Given the frustration San Diego brass has experienced dealing with Merriman this offseason, they may elect not to pursue him even if he has a rebound 2010 year.
Craig Davis has shown flashes of ability coupled with frequent time spent either injured or riding the bench. San Diego prefers to keep depth at other positions, and therefore carries five rather than six wide receivers. Given three spots are likely entrenched with Jackson, Floyd, and Naanee the team must be choosy when deciding upon how to round out the final two spots.
Unless Davis shows production rather than potential, his time will likely be up to make room for another promising youngster to be developed in his stead.
Realistically the team is likely to retain, at most, one of the two inside linebackers. Brandon Siler looks like an emerging starter while third-round pick Donald Butler should be making a strong push for playing time before the season is over.
Cooper has the edge at keeping his job because his situation as the team’s defensive signal caller and locker room leadership make him more valuable to San Diego than he would to another team, while Burnett was a solid but unspectacular rotation guy in his first year with the team.
Ultimately 2011 may lead to a purging of both unless one of these two can fend off the promising youth looking to take over at ILB.

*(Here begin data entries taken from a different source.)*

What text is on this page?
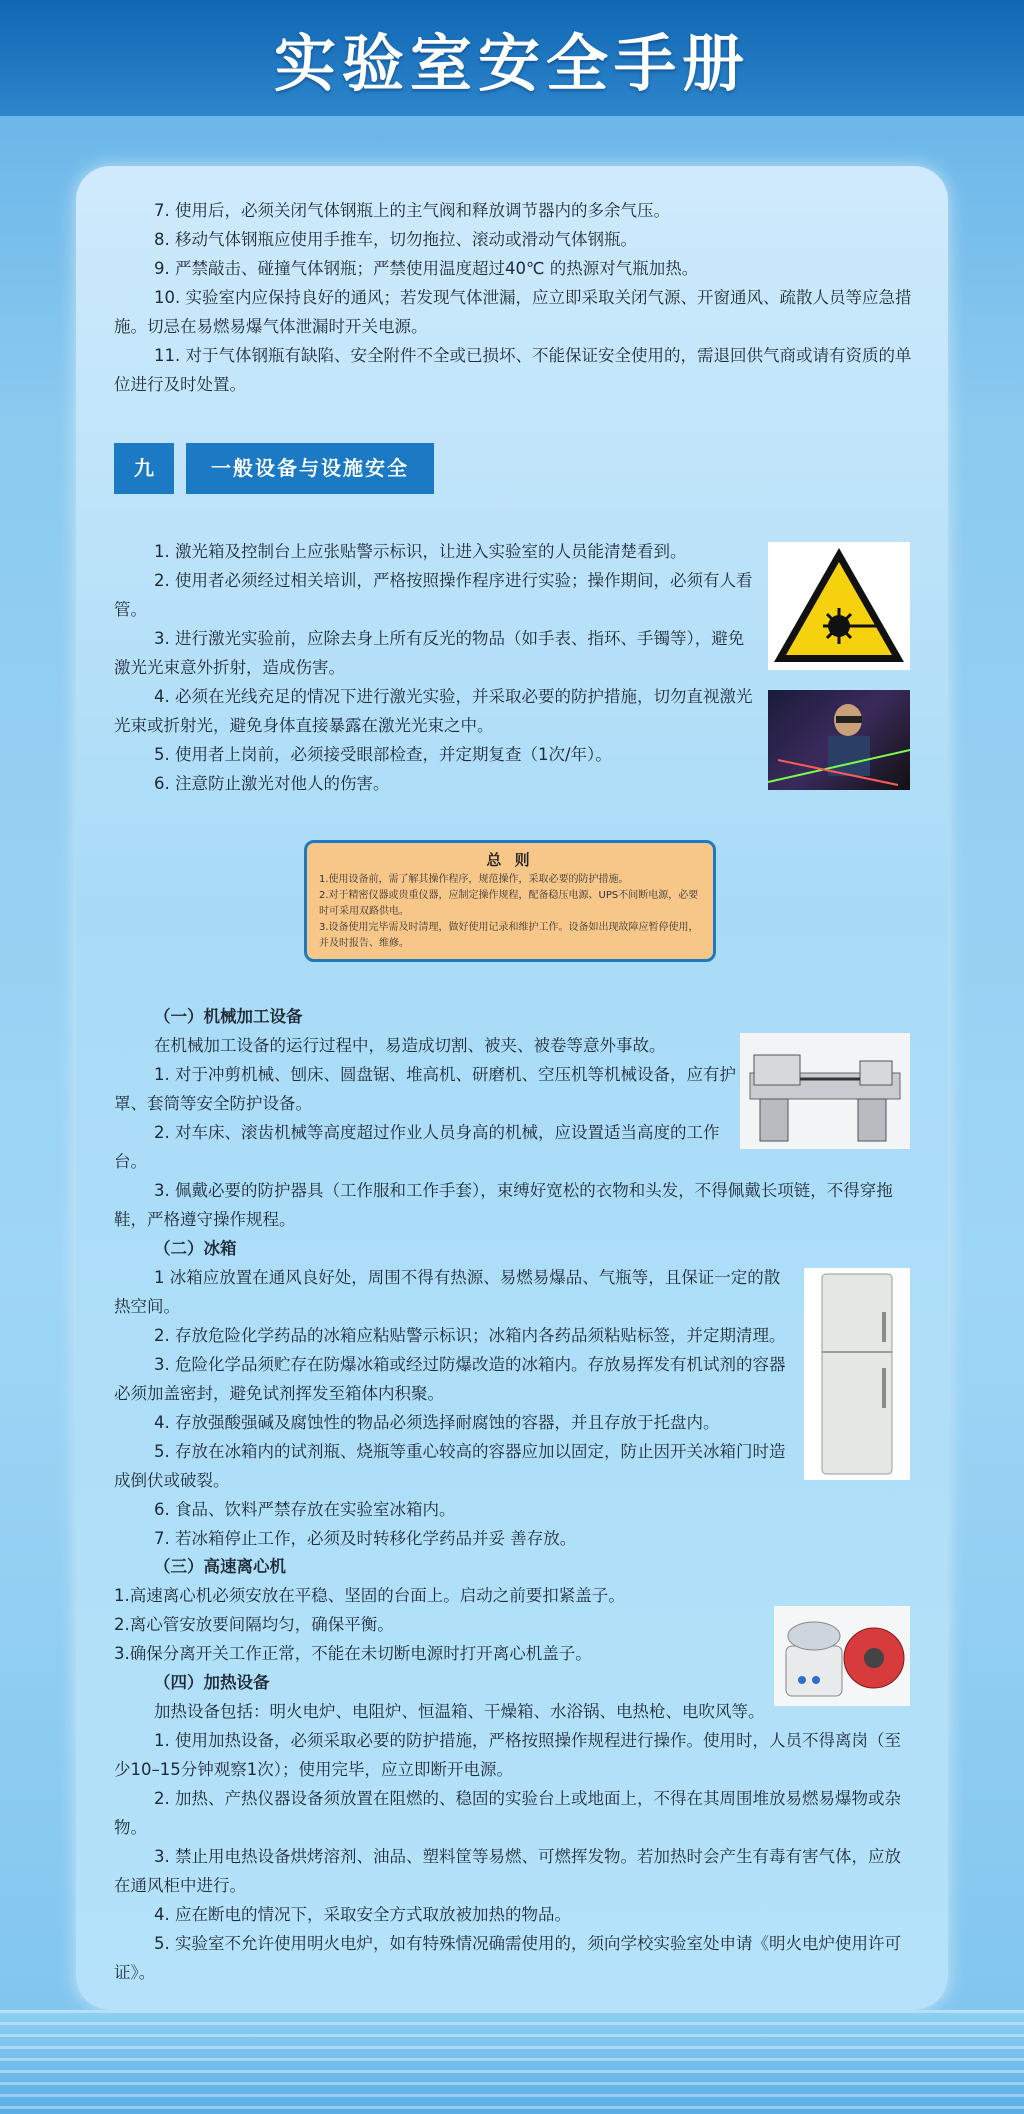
实验室安全手册

7. 使用后，必须关闭气体钢瓶上的主气阀和释放调节器内的多余气压。

8. 移动气体钢瓶应使用手推车，切勿拖拉、滚动或滑动气体钢瓶。

9. 严禁敲击、碰撞气体钢瓶；严禁使用温度超过40℃ 的热源对气瓶加热。

10. 实验室内应保持良好的通风；若发现气体泄漏，应立即采取关闭气源、开窗通风、疏散人员等应急措施。切忌在易燃易爆气体泄漏时开关电源。

11. 对于气体钢瓶有缺陷、安全附件不全或已损坏、不能保证安全使用的，需退回供气商或请有资质的单位进行及时处置。

九	一般设备与设施安全

1. 激光箱及控制台上应张贴警示标识，让进入实验室的人员能清楚看到。

2. 使用者必须经过相关培训，严格按照操作程序进行实验；操作期间，必须有人看管。

3. 进行激光实验前，应除去身上所有反光的物品（如手表、指环、手镯等），避免激光光束意外折射，造成伤害。

4. 必须在光线充足的情况下进行激光实验，并采取必要的防护措施，切勿直视激光光束或折射光，避免身体直接暴露在激光光束之中。

5. 使用者上岗前，必须接受眼部检查，并定期复查（1次/年）。

6. 注意防止激光对他人的伤害。

总 则

1.使用设备前，需了解其操作程序，规范操作，采取必要的防护措施。

2.对于精密仪器或贵重仪器，应制定操作规程，配备稳压电源、UPS不间断电源，必要时可采用双路供电。

3.设备使用完毕需及时清理，做好使用记录和维护工作。设备如出现故障应暂停使用，并及时报告、维修。

（一）机械加工设备

在机械加工设备的运行过程中，易造成切割、被夹、被卷等意外事故。

1. 对于冲剪机械、刨床、圆盘锯、堆高机、研磨机、空压机等机械设备，应有护罩、套筒等安全防护设备。

2. 对车床、滚齿机械等高度超过作业人员身高的机械，应设置适当高度的工作台。

3. 佩戴必要的防护器具（工作服和工作手套），束缚好宽松的衣物和头发，不得佩戴长项链，不得穿拖鞋，严格遵守操作规程。

（二）冰箱

1 冰箱应放置在通风良好处，周围不得有热源、易燃易爆品、气瓶等，且保证一定的散热空间。

2. 存放危险化学药品的冰箱应粘贴警示标识；冰箱内各药品须粘贴标签，并定期清理。

3. 危险化学品须贮存在防爆冰箱或经过防爆改造的冰箱内。存放易挥发有机试剂的容器必须加盖密封，避免试剂挥发至箱体内积聚。

4. 存放强酸强碱及腐蚀性的物品必须选择耐腐蚀的容器，并且存放于托盘内。

5. 存放在冰箱内的试剂瓶、烧瓶等重心较高的容器应加以固定，防止因开关冰箱门时造成倒伏或破裂。

6. 食品、饮料严禁存放在实验室冰箱内。

7. 若冰箱停止工作，必须及时转移化学药品并妥 善存放。

（三）高速离心机

1.高速离心机必须安放在平稳、坚固的台面上。启动之前要扣紧盖子。

2.离心管安放要间隔均匀，确保平衡。

3.确保分离开关工作正常，不能在未切断电源时打开离心机盖子。

（四）加热设备

加热设备包括：明火电炉、电阻炉、恒温箱、干燥箱、水浴锅、电热枪、电吹风等。

1. 使用加热设备，必须采取必要的防护措施，严格按照操作规程进行操作。使用时，人员不得离岗（至少10–15分钟观察1次）；使用完毕，应立即断开电源。

2. 加热、产热仪器设备须放置在阻燃的、稳固的实验台上或地面上，不得在其周围堆放易燃易爆物或杂物。

3. 禁止用电热设备烘烤溶剂、油品、塑料筐等易燃、可燃挥发物。若加热时会产生有毒有害气体，应放在通风柜中进行。

4. 应在断电的情况下，采取安全方式取放被加热的物品。

5. 实验室不允许使用明火电炉，如有特殊情况确需使用的，须向学校实验室处申请《明火电炉使用许可证》。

One of the best candidates for the 'unexpected departure' category, Hester may lose out due to redundancy at the fullback position. At present, the team has three fullbacks on the roster thanks to hard-nosed Cory Jackson, something unusual in an era where some teams have eschewed the position entirely.
Jackson fits the role of a lead-blocker that can ram open holes for Matthews while picking up the occasional tough inside yard.
Tolbert fits the bill of an offensive weapon at Fullback who is still developing as a blocker, but has the downhill running ability and nice hands to give the team a legitimate threat with the football.
Hester falls into a no-man’s land between the two. He isn’t going to pound open holes as well as Jackson, but lacks the hands and running ability of Tolbert.
As a power-back/fullback tweener, what Hester will bring to the offense over Tolbert or Jackson is unclear and leaves him the odd man out.
Wilson was retained because he is a versatile tight end/H-back combo that is willing to block, but can catch the occasional ball in the red zone. Also helping his cause was Chicago’s hefty payout for blocking tight end Brandon Manumaleuna.
When San Diego drafted Dedrick Epps however they landed a player extremely similar to Wilson. Both are similar in build and style, while Epps has perhaps more upside as a blocker with a slightly bigger frame to Wilson.
Unless Epps looks very poor in his rookie year, don’t be surprised if Kris Wilson is let go and San Diego looks to the mid-rounds to find a Dennis Pitta type prospect to give them better variety at the position.